Anja twice won the West Germany Girl's Chess Championship. In 1983 in Hanau she was first ahead of Bettina Trabert. In 1984 in Odenthal-Eikamp she won the West Germany Girl's Chess Championship for the second time.

In 1984 in Bad Aibling she took part in a West Germany Women's Chess Championship for the first time and finished sixth. At the West Germany Women's Blitz Chess Championship in 1986 in Hameln, she was third behind Gisela Fischdick and Isabel Hund. In 1987 in Bad Lauterberg she took second place in the West Germany Women's Chess Championship. In 1999 in Essen she came third at the West Germany Women's Blitz Chess Championship behind Gisela Fischdick and Jessica Nill. In 2002 in Barnstorf at the West Germany Women's Rapid Chess Championship, she came third behind Gisela Fischdick and Vera Jürgens.

She reached 12th place in the European Junior Chess Championship in U20 age group in 1984. At the FIDE Women's World Chess Championship Zonal tournament in Bad Lauterberg in 1985, she took fourth place behind Helene Mira. She also qualified for the zone tournament in Erlangen 1987. At the 28th Chess Olympiad in 1988 in Thessaloniki she played for the West Germany Women's Team; there she reached 6 points from 11 games.
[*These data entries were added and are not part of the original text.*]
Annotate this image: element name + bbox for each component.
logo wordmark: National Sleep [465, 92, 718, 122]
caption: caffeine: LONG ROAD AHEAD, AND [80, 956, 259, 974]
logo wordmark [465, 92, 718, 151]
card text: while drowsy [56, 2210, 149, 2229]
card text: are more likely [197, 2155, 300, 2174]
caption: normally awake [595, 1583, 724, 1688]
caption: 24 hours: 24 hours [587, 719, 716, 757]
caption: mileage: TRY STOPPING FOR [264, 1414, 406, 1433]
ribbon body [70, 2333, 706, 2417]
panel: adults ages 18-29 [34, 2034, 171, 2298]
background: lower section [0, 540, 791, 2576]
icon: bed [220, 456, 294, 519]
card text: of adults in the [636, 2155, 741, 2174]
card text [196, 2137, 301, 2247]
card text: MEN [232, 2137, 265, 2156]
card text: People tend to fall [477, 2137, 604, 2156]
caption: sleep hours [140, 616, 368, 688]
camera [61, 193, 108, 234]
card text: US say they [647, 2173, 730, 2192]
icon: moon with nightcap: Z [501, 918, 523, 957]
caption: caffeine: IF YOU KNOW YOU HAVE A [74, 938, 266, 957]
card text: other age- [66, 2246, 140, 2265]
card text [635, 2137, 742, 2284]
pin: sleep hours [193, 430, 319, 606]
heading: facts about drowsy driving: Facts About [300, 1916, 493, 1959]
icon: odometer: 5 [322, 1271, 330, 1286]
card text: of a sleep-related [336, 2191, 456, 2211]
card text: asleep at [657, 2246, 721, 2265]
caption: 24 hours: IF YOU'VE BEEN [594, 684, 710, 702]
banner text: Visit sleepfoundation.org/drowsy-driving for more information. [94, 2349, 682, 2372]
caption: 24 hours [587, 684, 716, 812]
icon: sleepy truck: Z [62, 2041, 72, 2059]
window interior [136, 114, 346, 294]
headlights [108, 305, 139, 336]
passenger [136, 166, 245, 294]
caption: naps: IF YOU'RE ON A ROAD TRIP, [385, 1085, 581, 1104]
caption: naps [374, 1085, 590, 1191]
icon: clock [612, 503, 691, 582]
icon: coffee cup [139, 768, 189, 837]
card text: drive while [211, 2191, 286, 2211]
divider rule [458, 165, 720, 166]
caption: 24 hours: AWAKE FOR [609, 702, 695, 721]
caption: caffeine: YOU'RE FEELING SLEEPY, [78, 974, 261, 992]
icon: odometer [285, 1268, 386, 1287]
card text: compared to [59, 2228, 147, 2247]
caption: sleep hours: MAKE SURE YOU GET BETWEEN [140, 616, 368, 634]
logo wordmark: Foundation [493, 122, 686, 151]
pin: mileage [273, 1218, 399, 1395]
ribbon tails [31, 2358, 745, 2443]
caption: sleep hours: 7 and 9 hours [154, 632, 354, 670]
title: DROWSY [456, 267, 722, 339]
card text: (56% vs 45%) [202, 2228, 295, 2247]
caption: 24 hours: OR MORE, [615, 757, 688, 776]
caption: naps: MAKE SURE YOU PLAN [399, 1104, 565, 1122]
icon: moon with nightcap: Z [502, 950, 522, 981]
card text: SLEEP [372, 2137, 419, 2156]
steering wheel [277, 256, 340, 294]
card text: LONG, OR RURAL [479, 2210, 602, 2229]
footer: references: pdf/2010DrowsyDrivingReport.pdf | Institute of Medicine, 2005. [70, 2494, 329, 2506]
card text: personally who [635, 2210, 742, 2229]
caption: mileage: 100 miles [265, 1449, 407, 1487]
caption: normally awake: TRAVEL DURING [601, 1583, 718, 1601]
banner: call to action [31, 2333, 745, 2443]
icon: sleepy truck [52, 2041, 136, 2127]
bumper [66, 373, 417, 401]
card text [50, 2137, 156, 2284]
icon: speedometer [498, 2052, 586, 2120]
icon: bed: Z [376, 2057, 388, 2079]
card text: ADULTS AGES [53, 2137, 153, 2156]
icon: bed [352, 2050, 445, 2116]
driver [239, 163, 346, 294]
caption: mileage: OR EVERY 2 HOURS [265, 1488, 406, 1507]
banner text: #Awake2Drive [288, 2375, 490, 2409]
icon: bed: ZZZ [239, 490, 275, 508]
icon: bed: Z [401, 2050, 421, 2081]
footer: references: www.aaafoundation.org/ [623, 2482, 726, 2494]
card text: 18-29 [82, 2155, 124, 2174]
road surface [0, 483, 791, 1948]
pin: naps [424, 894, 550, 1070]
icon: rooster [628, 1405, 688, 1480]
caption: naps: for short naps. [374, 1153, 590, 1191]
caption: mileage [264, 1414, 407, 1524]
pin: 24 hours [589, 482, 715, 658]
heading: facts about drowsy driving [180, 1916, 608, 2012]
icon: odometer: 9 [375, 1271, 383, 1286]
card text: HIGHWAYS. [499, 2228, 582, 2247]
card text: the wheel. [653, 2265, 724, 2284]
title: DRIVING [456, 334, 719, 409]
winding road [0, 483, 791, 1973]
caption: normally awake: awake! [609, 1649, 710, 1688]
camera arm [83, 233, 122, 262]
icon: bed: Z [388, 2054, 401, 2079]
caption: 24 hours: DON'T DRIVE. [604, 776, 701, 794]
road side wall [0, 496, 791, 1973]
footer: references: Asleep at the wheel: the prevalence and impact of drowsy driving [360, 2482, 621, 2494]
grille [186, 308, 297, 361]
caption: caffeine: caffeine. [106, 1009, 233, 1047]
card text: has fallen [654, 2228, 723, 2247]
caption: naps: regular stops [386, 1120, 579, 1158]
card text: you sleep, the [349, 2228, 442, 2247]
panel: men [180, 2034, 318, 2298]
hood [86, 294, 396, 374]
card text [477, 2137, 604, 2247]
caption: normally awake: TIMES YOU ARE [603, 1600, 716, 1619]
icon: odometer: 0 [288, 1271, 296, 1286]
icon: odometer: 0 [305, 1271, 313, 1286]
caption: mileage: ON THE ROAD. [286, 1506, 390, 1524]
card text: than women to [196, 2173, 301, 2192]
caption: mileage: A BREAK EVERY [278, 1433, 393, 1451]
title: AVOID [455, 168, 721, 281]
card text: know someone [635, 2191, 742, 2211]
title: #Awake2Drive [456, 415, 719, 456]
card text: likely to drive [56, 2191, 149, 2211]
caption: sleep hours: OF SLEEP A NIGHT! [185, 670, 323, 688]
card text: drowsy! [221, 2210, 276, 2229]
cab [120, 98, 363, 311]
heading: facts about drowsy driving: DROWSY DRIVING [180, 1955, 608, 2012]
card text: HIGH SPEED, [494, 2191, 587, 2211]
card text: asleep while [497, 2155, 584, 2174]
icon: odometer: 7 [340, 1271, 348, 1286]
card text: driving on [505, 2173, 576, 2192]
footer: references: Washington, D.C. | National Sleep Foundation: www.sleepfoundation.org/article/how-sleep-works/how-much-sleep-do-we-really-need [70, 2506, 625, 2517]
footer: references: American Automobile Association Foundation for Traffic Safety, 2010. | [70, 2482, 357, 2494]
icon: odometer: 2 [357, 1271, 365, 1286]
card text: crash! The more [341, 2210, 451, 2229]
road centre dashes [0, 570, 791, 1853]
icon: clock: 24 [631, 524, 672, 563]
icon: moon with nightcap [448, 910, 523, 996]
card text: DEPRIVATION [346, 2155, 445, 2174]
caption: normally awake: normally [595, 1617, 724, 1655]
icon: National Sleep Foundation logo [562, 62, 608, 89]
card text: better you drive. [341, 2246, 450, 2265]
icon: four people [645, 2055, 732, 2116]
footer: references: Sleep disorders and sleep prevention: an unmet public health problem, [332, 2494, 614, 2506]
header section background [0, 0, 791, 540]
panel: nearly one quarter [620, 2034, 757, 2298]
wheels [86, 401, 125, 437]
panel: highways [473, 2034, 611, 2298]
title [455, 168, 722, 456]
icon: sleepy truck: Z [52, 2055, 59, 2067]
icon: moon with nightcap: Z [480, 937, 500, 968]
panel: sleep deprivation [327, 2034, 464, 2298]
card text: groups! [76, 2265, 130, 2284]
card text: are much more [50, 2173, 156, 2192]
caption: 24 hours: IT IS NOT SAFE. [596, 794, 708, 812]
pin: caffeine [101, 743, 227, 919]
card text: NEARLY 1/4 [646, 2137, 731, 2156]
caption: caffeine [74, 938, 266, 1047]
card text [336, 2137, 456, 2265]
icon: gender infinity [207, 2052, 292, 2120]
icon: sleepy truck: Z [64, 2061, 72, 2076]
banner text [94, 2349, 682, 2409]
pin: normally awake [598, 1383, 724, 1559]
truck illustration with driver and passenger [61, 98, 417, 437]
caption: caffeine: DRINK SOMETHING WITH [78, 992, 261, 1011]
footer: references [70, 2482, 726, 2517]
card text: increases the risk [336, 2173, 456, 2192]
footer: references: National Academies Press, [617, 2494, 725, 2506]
Her greatest achievement was 3rd place with 7.5 points from 11 games at the FIDE Women's World Chess Championship Zonal tournament in Haifa in 1989.

Anja Hegeler held the title Woman International Master (WIM). She was a member of the Hamburger SK 1830 and played with them from 1991 to 1995 and again since 1997 in the Women's Chess Bundesliga.

Her father Harro Dahlgrün (1918–1995) was a founding member of the rugby, basketball and chess departments of Hamburger SV and from 1971 its honorary member, longtime managing director of the Hamburger Sportbund and wrote a four-volume work on the King's Gambit.

Anja Hegeler died on Christmas Eve 2022 after a long and serious illness.